I love the way that the sector is embracing new technology and especially the power of the internet. Far from making everyone more insular it seems to be generating more ways for groups to come together. Recent awards for charity CEOs use of social media highlight the positive impacts that can be gained by being engaged. Locally we are seeing the rise of meetup groups such as the one helping VCS organisations to improve their social media skills. We are also seeing the rise of people coming together to ‘do good stuff’ with events like this local un-conference. Nationally charities are utilising apps and games to get their message across; they are using quizzes and parody sites to connect with new audiences. All this on top of the rise in online and mobile giving and the continued innovation in website design and the use of video. Reason to be cheerful Two.
The sector continues to come up with ways of working and with projects that make a real difference. The K9 project who use “the unique bond between humans and dogs to provide a range of services to people of all ages. From children and young people who are not benefitting from conventional education to adults who want to change their lives for the better” are doing wonderful things and have some really inspirational stories about the difference they make. Bluesmile, a “new Cambridgeshire children’s charity that provides counselling and therapy for pupils in schools between the ages of 3 and 13 during a critical window of opportunity for change”, has seen a need and found a way to tackle it. The Cambridge branch of Food Cycle “serve a delicious lunch at The Centre at St Paul’s Church every Saturday to a range of people from the community.” As one volunteer states the charity is ticking all the boxes “You’re doing something which is really positive to the environment by using surplus food, you’re meeting new people, talking to new people, getting new skills, and you’re also giving something back to the community”.
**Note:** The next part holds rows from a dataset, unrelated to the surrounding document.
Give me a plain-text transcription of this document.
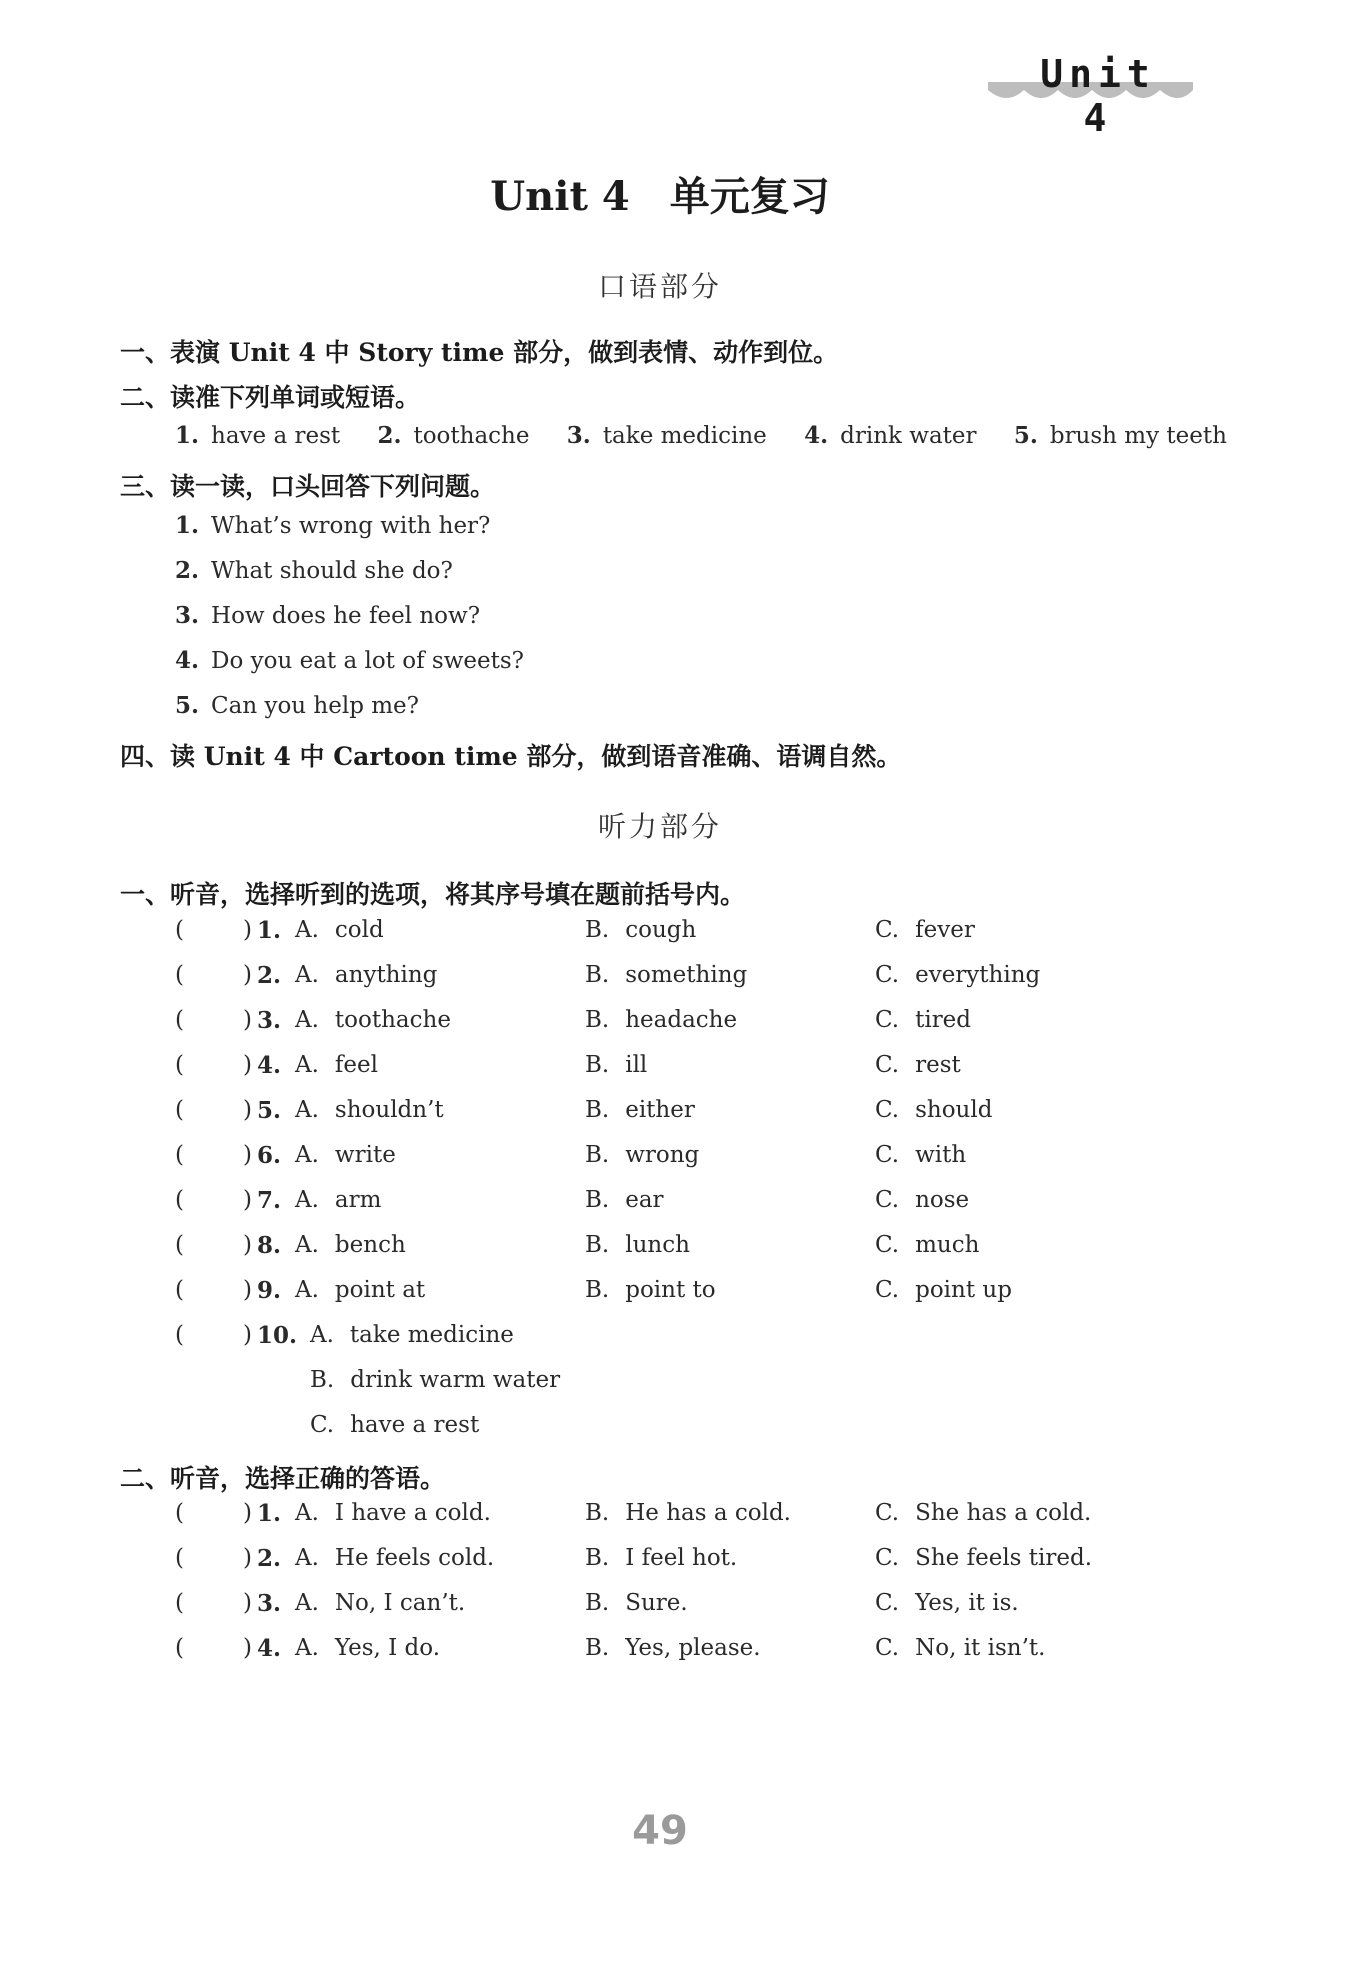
Unit 4
Unit 4　单元复习
口语部分
一、表演 Unit 4 中 Story time 部分，做到表情、动作到位。
二、读准下列单词或短语。
1. have a rest 2. toothache 3. take medicine 4. drink water 5. brush my teeth
三、读一读，口头回答下列问题。
1. What’s wrong with her?
2. What should she do?
3. How does he feel now?
4. Do you eat a lot of sweets?
5. Can you help me?
四、读 Unit 4 中 Cartoon time 部分，做到语音准确、语调自然。
听力部分
一、听音，选择听到的选项，将其序号填在题前括号内。
(	) 1. A. cold	B. cough	C. fever
(	) 2. A. anything	B. something	C. everything
(	) 3. A. toothache	B. headache	C. tired
(	) 4. A. feel	B. ill	C. rest
(	) 5. A. shouldn’t	B. either	C. should
(	) 6. A. write	B. wrong	C. with
(	) 7. A. arm	B. ear	C. nose
(	) 8. A. bench	B. lunch	C. much
(	) 9. A. point at	B. point to	C. point up
(	) 10. A. take medicine
B. drink warm water
C. have a rest
二、听音，选择正确的答语。
(	) 1. A. I have a cold.	B. He has a cold.	C. She has a cold.
(	) 2. A. He feels cold.	B. I feel hot.	C. She feels tired.
(	) 3. A. No, I can’t.	B. Sure.	C. Yes, it is.
(	) 4. A. Yes, I do.	B. Yes, please.	C. No, it isn’t.
49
I could continue to list the organisations that inspire and amaze me, all of which are run by dedicated staff and volunteers but I think you get my point – and you probably have your own favorites. Reason to be cheerful Three.
From where I sit everything is awesome the sector looks amazing and is Rising up to the challenge of working in this ever changing world in which we live in.
“A bit of grin and bear it, a bit of come and share it
You’re welcome, we can spare it….
….Reasons to be cheerful one, two, three.”